蕭亭淵卻感覺不到嬌月敲擊的力度,只扶著她,仔細地聽著屋內的聲音,那些人忌憚蕭亭淵的實力,在雙眼失明也聽不到聲音的情況下,不敢貿然衝出來,雙方就這麼對峙著。
屋內漸漸安靜下來,想必他們知道追出來討不到好,所以乾脆坐下來運功逼毒。
但無論巨蛇之毒還是佛印之咒,都是他們逼不出來的。
雙方的僵至再次,蕭亭淵也抱著嬌月坐了下來。
嬌月發現蕭亭淵觸感消失後,特別喜歡抱著她,嬌月突然很心疼,心疼他即使感覺不到,也要將她抱在懷裡的霸道。
嬌月在他手上寫道:「咱們不走麼?」
蕭亭淵搖搖頭,看了看謝長離藏身的山洞,寫道:「他謝家的人,還是他自己來處理吧。

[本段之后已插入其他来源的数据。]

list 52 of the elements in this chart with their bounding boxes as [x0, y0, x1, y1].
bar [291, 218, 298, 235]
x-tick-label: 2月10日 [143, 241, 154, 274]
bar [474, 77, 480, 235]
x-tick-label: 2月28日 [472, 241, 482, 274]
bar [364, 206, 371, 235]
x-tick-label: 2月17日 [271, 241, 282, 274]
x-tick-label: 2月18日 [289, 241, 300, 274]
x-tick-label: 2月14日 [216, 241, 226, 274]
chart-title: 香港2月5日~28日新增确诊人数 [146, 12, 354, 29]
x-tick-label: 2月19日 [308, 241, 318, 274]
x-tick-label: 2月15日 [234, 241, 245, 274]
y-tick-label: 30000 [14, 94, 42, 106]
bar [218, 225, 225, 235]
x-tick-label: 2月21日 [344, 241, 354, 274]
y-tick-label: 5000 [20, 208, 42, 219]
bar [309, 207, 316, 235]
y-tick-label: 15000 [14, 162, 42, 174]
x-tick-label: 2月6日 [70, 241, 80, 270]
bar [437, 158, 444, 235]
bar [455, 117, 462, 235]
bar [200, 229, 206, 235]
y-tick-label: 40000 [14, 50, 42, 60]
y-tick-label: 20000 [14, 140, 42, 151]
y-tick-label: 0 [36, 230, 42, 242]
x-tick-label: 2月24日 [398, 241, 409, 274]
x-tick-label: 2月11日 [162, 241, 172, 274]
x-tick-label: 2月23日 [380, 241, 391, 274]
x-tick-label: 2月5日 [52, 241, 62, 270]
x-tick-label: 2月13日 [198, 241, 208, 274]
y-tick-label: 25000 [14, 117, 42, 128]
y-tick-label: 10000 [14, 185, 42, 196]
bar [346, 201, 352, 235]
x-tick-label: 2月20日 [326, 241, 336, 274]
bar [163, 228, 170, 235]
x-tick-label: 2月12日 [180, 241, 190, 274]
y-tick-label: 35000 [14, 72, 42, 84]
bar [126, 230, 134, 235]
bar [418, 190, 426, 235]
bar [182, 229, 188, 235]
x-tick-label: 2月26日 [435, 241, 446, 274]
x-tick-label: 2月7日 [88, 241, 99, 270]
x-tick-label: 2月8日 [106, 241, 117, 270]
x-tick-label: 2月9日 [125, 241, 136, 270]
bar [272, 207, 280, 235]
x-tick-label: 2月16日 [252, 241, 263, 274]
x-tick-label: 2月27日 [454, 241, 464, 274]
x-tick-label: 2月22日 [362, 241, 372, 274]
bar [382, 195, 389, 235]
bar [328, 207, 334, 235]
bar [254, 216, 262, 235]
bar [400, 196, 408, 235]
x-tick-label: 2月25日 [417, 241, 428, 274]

」
嬌月笑笑,起身找了些樹枝堆在一起,在院子裡點起了火堆,和蕭亭淵兩人靠在一起烤火。
落雪中烤火,火焰和雪花相遇,滋滋啦啦,像極了不安分的命運。
半晌,嬌月寫道:「蕭亭淵。」
「嗯。」
「南疆人不應該是你的人麼?」嬌月的喉間發癢,用力吞咽了幾下稍微好了一些,轉過頭沖蕭亭淵微笑,「你的母族,不是南疆麼?」
她此前不甘心自己是個任人宰割的賤籍丫鬟,以為爬到女官的位置就能掌握自己的生死,後來得知身世,一心想著復仇,想拿回自己失去的一切,想走到更高的位置。
可經歷了這一天一夜,她才知道自己多麼可笑,聖上的多疑,太后的隱瞞,三皇子的無奈,七皇子的私心,瑞王的執著,蕭亭淵的宿命,謝長離的明知不可為而為之……
這些都是她無法企及的,即使活了兩世,知道每個人的結局,她的見識也終究還是被圈在高高院牆內的丫鬟。
她那時還「可憐」華陽,真是不自量力,之前活得好,應該是蕭亭淵在背後替她掃平了很多障礙吧。
她突然很感謝蕭亭淵,感謝他在她重生的那天,將她領回了院子,即使有著他的所圖。
「出了點亂子,不過問題不大。」蕭亭淵寫完,用手撫了撫嬌月的髮絲,用口型告訴她:「安心。」
嬌月將喉間的甜腥壓了壓,繼續衝著蕭亭淵笑著,她想這樣一直一直衝他笑,笑容幾乎刻在了臉上,心砰砰跳得好似要從胸腔里蹦出來,手指顫抖得再也寫不出一個字,全身骨頭都緊到要破碎一般,一天一夜的驚心動魄她得身體已經是撐不下去了,更糟的是,她感覺自己體內也似被烈火灼燒般疼痛,好似下一瞬,就要爆開一樣。
指尖狐解了巨蛇之毒,但卻解不了佛印之咒。